Ohne Grund in Abschiebehaft

■ Palästinenserin wurde vier Tage im Abschiebeknast festgehalten / Staatssekretär Borrmann zu mild gegenüber seiner Behörde / Keine Entschuldigung bei der Frau

Es sollte eigentlich nur eine Formalie sein. Wissama Saleh I., Palästinenserin aus dem Libanon, wollte eine Aufenthaltserlaubnis beantragen, die ihr laut Flüchtlingsweisung zusteht. Vor dem Gang zur Ausländerbehörde klopfte sie am 11.Januar pflichtgemäß beim Polizeirevier an, um sich anzumelden. Eine Paßkopie (ihr Paß war ihr gestohlen worden), ihre Heiratsurkunde, ein Schreiben ihres Anwalts sowie ihr Mann und ihr Schwager sollten den Beamten bestätigen, daß Wissama Saleh I. auch tatsächlich Wissama Saleh I. ist.

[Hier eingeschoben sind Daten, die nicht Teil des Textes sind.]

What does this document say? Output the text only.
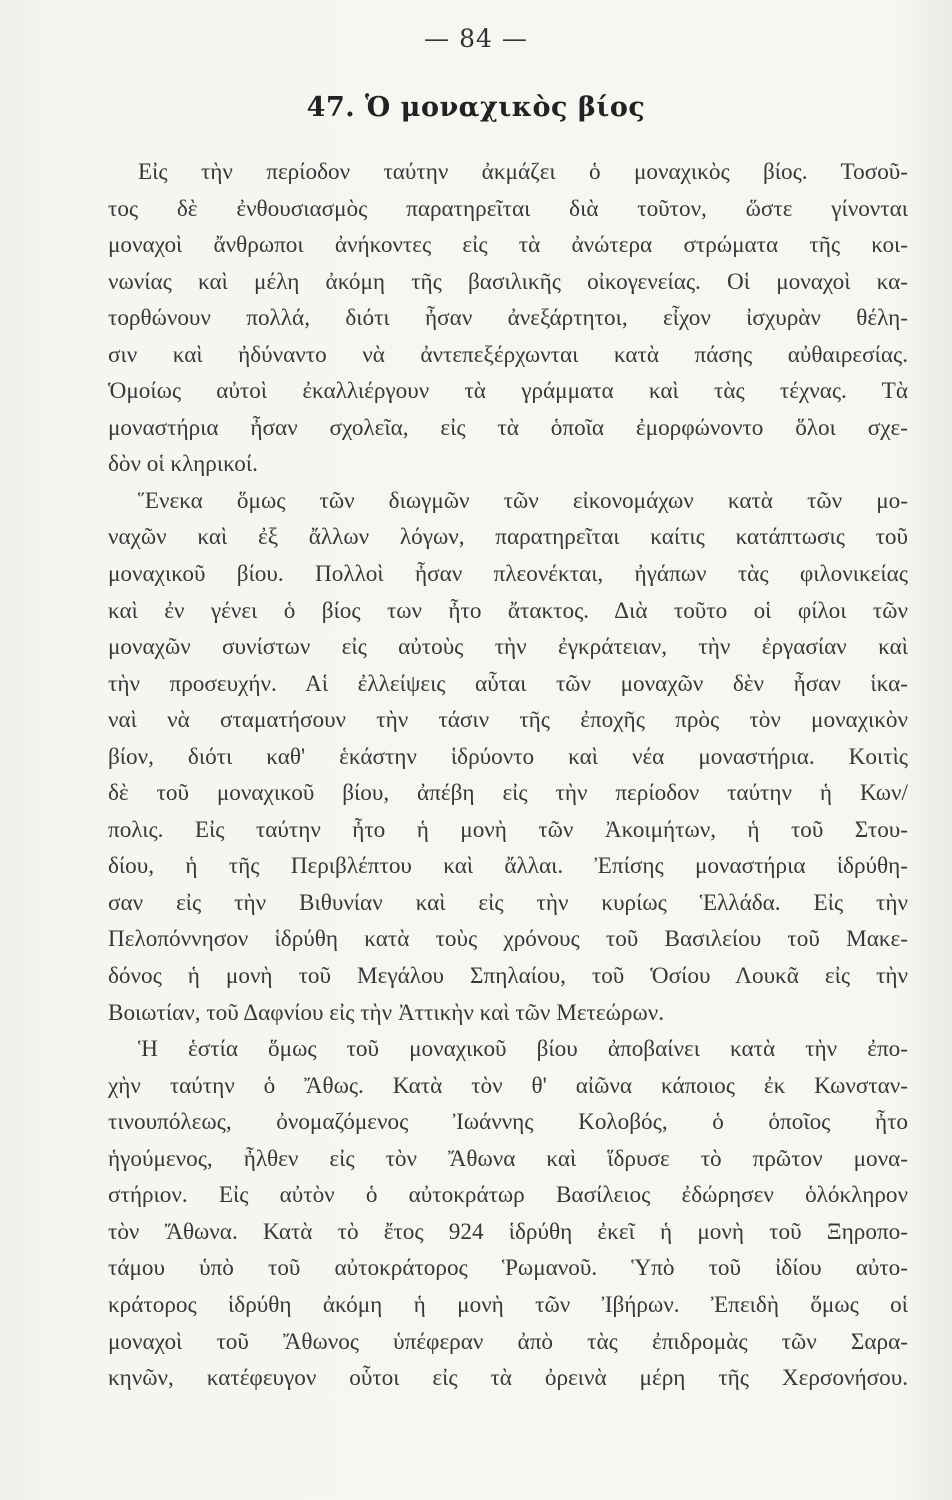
— 84 —
47. Ὁ μοναχικὸς βίος
Εἰς τὴν περίοδον ταύτην ἀκμάζει ὁ μοναχικὸς βίος. Τοσοῦ-
τος δὲ ἐνθουσιασμὸς παρατηρεῖται διὰ τοῦτον, ὥστε γίνονται
μοναχοὶ ἄνθρωποι ἀνήκοντες εἰς τὰ ἀνώτερα στρώματα τῆς κοι-
νωνίας καὶ μέλη ἀκόμη τῆς βασιλικῆς οἰκογενείας. Οἱ μοναχοὶ κα-
τορθώνουν πολλά, διότι ἦσαν ἀνεξάρτητοι, εἶχον ἰσχυρὰν θέλη-
σιν καὶ ἠδύναντο νὰ ἀντεπεξέρχωνται κατὰ πάσης αὐθαιρεσίας.
Ὁμοίως αὐτοὶ ἐκαλλιέργουν τὰ γράμματα καὶ τὰς τέχνας. Τὰ
μοναστήρια ἦσαν σχολεῖα, εἰς τὰ ὁποῖα ἐμορφώνοντο ὅλοι σχε-
δὸν οἱ κληρικοί.
Ἕνεκα ὅμως τῶν διωγμῶν τῶν εἰκονομάχων κατὰ τῶν μο-
ναχῶν καὶ ἐξ ἄλλων λόγων, παρατηρεῖται καίτις κατάπτωσις τοῦ
μοναχικοῦ βίου. Πολλοὶ ἦσαν πλεονέκται, ἠγάπων τὰς φιλονικείας
καὶ ἐν γένει ὁ βίος των ἦτο ἄτακτος. Διὰ τοῦτο οἱ φίλοι τῶν
μοναχῶν συνίστων εἰς αὐτοὺς τὴν ἐγκράτειαν, τὴν ἐργασίαν καὶ
τὴν προσευχήν. Αἱ ἐλλείψεις αὗται τῶν μοναχῶν δὲν ἦσαν ἱκα-
ναὶ νὰ σταματήσουν τὴν τάσιν τῆς ἐποχῆς πρὸς τὸν μοναχικὸν
βίον, διότι καθ' ἑκάστην ἱδρύοντο καὶ νέα μοναστήρια. Κοιτὶς
δὲ τοῦ μοναχικοῦ βίου, ἀπέβη εἰς τὴν περίοδον ταύτην ἡ Κων/
πολις. Εἰς ταύτην ἦτο ἡ μονὴ τῶν Ἀκοιμήτων, ἡ τοῦ Στου-
δίου, ἡ τῆς Περιβλέπτου καὶ ἄλλαι. Ἐπίσης μοναστήρια ἱδρύθη-
σαν εἰς τὴν Βιθυνίαν καὶ εἰς τὴν κυρίως Ἑλλάδα. Εἰς τὴν
Πελοπόννησον ἱδρύθη κατὰ τοὺς χρόνους τοῦ Βασιλείου τοῦ Μακε-
δόνος ἡ μονὴ τοῦ Μεγάλου Σπηλαίου, τοῦ Ὁσίου Λουκᾶ εἰς τὴν
Βοιωτίαν, τοῦ Δαφνίου εἰς τὴν Ἀττικὴν καὶ τῶν Μετεώρων.
Ἡ ἑστία ὅμως τοῦ μοναχικοῦ βίου ἀποβαίνει κατὰ τὴν ἐπο-
χὴν ταύτην ὁ Ἄθως. Κατὰ τὸν θ' αἰῶνα κάποιος ἐκ Κωνσταν-
τινουπόλεως, ὀνομαζόμενος Ἰωάννης Κολοβός, ὁ ὁποῖος ἦτο
ἡγούμενος, ἦλθεν εἰς τὸν Ἄθωνα καὶ ἵδρυσε τὸ πρῶτον μονα-
στήριον. Εἰς αὐτὸν ὁ αὐτοκράτωρ Βασίλειος ἐδώρησεν ὁλόκληρον
τὸν Ἄθωνα. Κατὰ τὸ ἔτος 924 ἱδρύθη ἐκεῖ ἡ μονὴ τοῦ Ξηροπο-
τάμου ὑπὸ τοῦ αὐτοκράτορος Ῥωμανοῦ. Ὑπὸ τοῦ ἰδίου αὐτο-
κράτορος ἱδρύθη ἀκόμη ἡ μονὴ τῶν Ἰβήρων. Ἐπειδὴ ὅμως οἱ
μοναχοὶ τοῦ Ἄθωνος ὑπέφεραν ἀπὸ τὰς ἐπιδρομὰς τῶν Σαρα-
κηνῶν, κατέφευγον οὗτοι εἰς τὰ ὀρεινὰ μέρη τῆς Χερσονήσου.
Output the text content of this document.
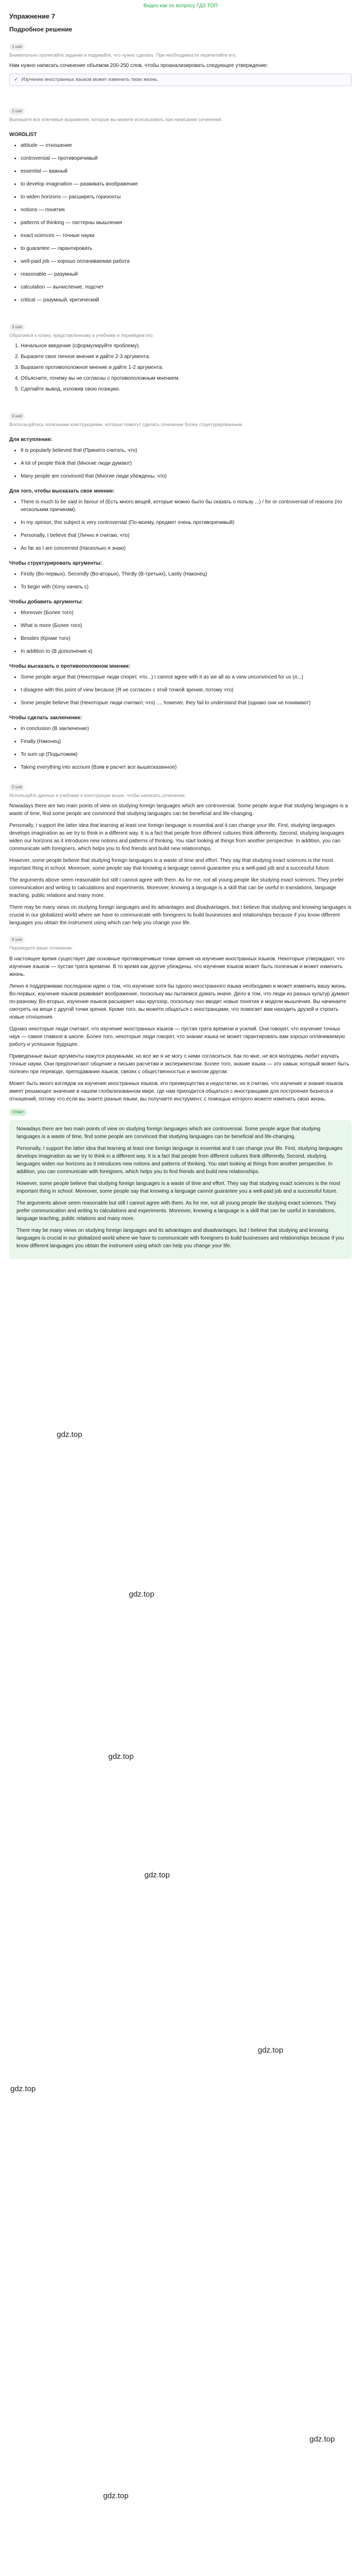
Видео как по вопросу ГДЗ ТОП
Упражнение 7
Подробное решение
1 шаг
Внимательно прочитайте задание и подумайте, что нужно сделать. При необходимости перечитайте его.

Нам нужно написать сочинение объемом 200-250 слов, чтобы проанализировать следующее утверждение:

✓ Изучение иностранных языков может изменить твою жизнь.
2 шаг
Выпишите все ключевые выражения, которые вы можете использовать при написании сочинения.
WORDLIST
• attitude — отношение
• controversial — противоречивый
• essential — важный
• to develop imagination — развивать воображение
• to widen horizons — расширять горизонты
• notions — понятия
• patterns of thinking — паттерны мышления
• exact sciences — точные науки
• to guarantee — гарантировать
• well-paid job — хорошо оплачиваемая работа
• reasonable — разумный
• calculation — вычисление, подсчет
• critical — разумный, критический
3 шаг
Обратимся к плану, представленному в учебнике и перевёдем его.
1. Начальное введение (сформулируйте проблему).
2. Выразите свое личное мнение и дайте 2-3 аргумента.
3. Выразите противоположное мнение и дайте 1-2 аргумента.
4. Объясните, почему вы не согласны с противоположным мнением.
5. Сделайте вывод, изложив свою позицию.
4 шаг
Воспользуйтесь полезными конструкциями, которые помогут сделать сочинение более структурированным.
Для вступления:
• It is popularly believed that (Принято считать, что)
• A lot of people think that (Многие люди думают)
• Many people are convinced that (Многие люди убеждены, что)
Для того, чтобы высказать свое мнение:
• There is much to be said in favour of (Есть много вещей, которые можно было бы сказать о пользу ...) / for or controversial of reasons (по нескольким причинам).
• In my opinion, this subject is very controversial (По-моему, предмет очень противоречивый)
• Personally, I believe that (Лично я считаю, что)
• As far as I am concerned (Насколько я знаю)
Чтобы структурировать аргументы:
• Firstly (Во-первых), Secondly (Во-вторых), Thirdly (В-третьих), Lastly (Наконец)
• To begin with (Хочу начать с)
Чтобы добавить аргументы:
• Moreover (Более того)
• What is more (Более того)
• Besides (Кроме того)
• In addition to (В дополнение к)
Чтобы высказать о противоположном мнении:
• Some people argue that (Некоторые люди спорят, что...) I cannot agree with it as we all as a view unconvinced for us (я...)
• I disagree with this point of view because (Я не согласен с этой точкой зрения, потому что)
• Some people believe that (Некоторые люди считают, что) ..., however, they fail to understand that (однако они не понимают)
Чтобы сделать заключение:
• In conclusion (В заключение)
• Finally (Наконец)
• To sum up (Подытожим)
• Taking everything into account (Взяв в расчет все вышесказанное)
5 шаг
Используйте данные в учебнике и конструкции выше, чтобы написать сочинение.

Nowadays there are two main points of view on studying foreign languages which are controversial. Some people argue that studying languages is a waste of time, find some people are convinced that studying languages can be beneficial and life-changing.

Personally, I support the latter idea that learning at least one foreign language is essential and it can change your life. First, studying languages develops imagination as we try to think in a different way. It is a fact that people from different cultures think differently. Second, studying languages widen our horizons as it introduces new notions and patterns of thinking. You start looking at things from another perspective. In addition, you can communicate with foreigners, which helps you to find friends and build new relationships.

However, some people believe that studying foreign languages is a waste of time and effort. They say that studying exact sciences is the most important thing in school. Moreover, some people say that knowing a language cannot guarantee you a well-paid job and a successful future.

The arguments above seem reasonable but still I cannot agree with them. As for me, not all young people like studying exact sciences. They prefer communication and writing to calculations and experiments. Moreover, knowing a language is a skill that can be useful in translations, language teaching, public relations and many more.

There may be many views on studying foreign languages and its advantages and disadvantages, but I believe that studying and knowing languages is crucial in our globalized world where we have to communicate with foreigners to build businesses and relationships because if you know different languages you obtain the instrument using which can help you change your life.

6 шаг
Переведите ваше сочинение.

В настоящее время существует две основные противоречивые точки зрения на изучение иностранных языков. Некоторые утверждают, что изучение языков — пустая трата времени. В то время как другие убеждены, что изучение языков может быть полезным и может изменить жизнь.

Лично я поддерживаю последнюю идею о том, что изучение хотя бы одного иностранного языка необходимо и может изменить вашу жизнь. Во-первых, изучение языков развивает воображение, поскольку мы пытаемся думать иначе. Дело в том, что люди из разных культур думают по-разному. Во-вторых, изучение языков расширяет наш кругозор, поскольку оно вводит новые понятия и модели мышления. Вы начинаете смотреть на вещи с другой точки зрения. Кроме того, вы можете общаться с иностранцами, что помогает вам находить друзей и строить новые отношения.

Однако некоторые люди считают, что изучение иностранных языков — пустая трата времени и усилий. Они говорят, что изучение точных наук — самое главное в школе. Более того, некоторые люди говорят, что знание языка не может гарантировать вам хорошо оплачиваемую работу и успешное будущее.

Приведенные выше аргументы кажутся разумными, но все же я не могу с ними согласиться. Как по мне, не вся молодежь любит изучать точные науки. Они предпочитают общение и письмо расчетам и экспериментам. Более того, знание языка — это навык, который может быть полезен при переводе, преподавании языков, связях с общественностью и многом другом.

Может быть много взглядов на изучение иностранных языков, его преимущества и недостатки, но я считаю, что изучение и знание языков имеет решающее значение в нашем глобализованном мире, где нам приходится общаться с иностранцами для построения бизнеса и отношений, потому что если вы знаете разные языки, вы получаете инструмент, с помощью которого можете изменить свою жизнь.

Ответ

Nowadays there are two main points of view on studying foreign languages which are controversial. Some people argue that studying languages is a waste of time, find some people are convinced that studying languages can be beneficial and life-changing.

Personally, I support the latter idea that learning at least one foreign language is essential and it can change your life. First, studying languages develops imagination as we try to think in a different way. It is a fact that people from different cultures think differently. Second, studying languages widen our horizons as it introduces new notions and patterns of thinking. You start looking at things from another perspective. In addition, you can communicate with foreigners, which helps you to find friends and build new relationships.

However, some people believe that studying foreign languages is a waste of time and effort. They say that studying exact sciences is the most important thing in school. Moreover, some people say that knowing a language cannot guarantee you a well-paid job and a successful future.

The arguments above seem reasonable but still I cannot agree with them. As for me, not all young people like studying exact sciences. They prefer communication and writing to calculations and experiments. Moreover, knowing a language is a skill that can be useful in translations, language teaching, public relations and many more.

There may be many views on studying foreign languages and its advantages and disadvantages, but I believe that studying and knowing languages is crucial in our globalized world where we have to communicate with foreigners to build businesses and relationships because if you know different languages you obtain the instrument using which can help you change your life.

gdz.top
gdz.top
gdz.top
gdz.top
gdz.top
gdz.top
gdz.top
gdz.top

Aber es kommt alles ganz anders. Auf der Meldestelle wird Wissama Saleh I. zur Feststellung ihrer Identität festgenommen und in die Abschiebehaftanstalt Kruppstraße transportiert. Obwohl der Anwalt umgehend die Innenverwaltung informiert, bleibt deren Intervention bei der Ausländerbehörde offenbar folgenlos. Dort hat man bereits die Ärmel hochgekrempelt und einen Haftantrag formuliert. Die Mühe wird belohnt, der zuständige Richter ordnet einen Tag später, damit alles seine Richtigkeit hat, „die einstweilige Freiheitsentziehung“ an. Der habe sich da „wohl nicht allzu viele Gedanken gemacht“, räumt Staatssekretär Borrmann von der Innenverwaltung ein, als er einige Tage später im Ausländerausschuß dazu befragt wird.

Da der 12. Januar ein Freitag ist, und die Ausländerbehörde am Wochenende niemandes Identität feststellt, verbringt Wissama Saleh I. auch Samstag und Sonntag in Abschiebehaft. Am Montag schließlich wird die junge Frau entlassen. Allerdings erst, nachdem ihr Rechtsanwalt darauf hingewiesen hatte, daß die Paßkopie bei der Meldestelle lag.

Vier Tage Abschiebehaft findet auch der Staatssekretär „reichlich viel“, fühlt sich jedoch bemüßigt, darauf hinzuweisen, daß eine Festnahme zur Feststellung der Identität möglich sei. Dann nämlich, wenn „eine Gefahr für die öffentliche Sicherheit und Ordnung im Verzuge“ sei. Die Entlassung hätte schon Freitag erfolgen müssen, sagt er, die Festnahme als solche stellt er nicht in Frage. Einen Bericht „über den genauen Vorgang und die rechtlichen Aspekte“ verspricht er. Kein Wort des Bedauerns oder gar der Entschuldigung gegenüber Wissama Saleh I.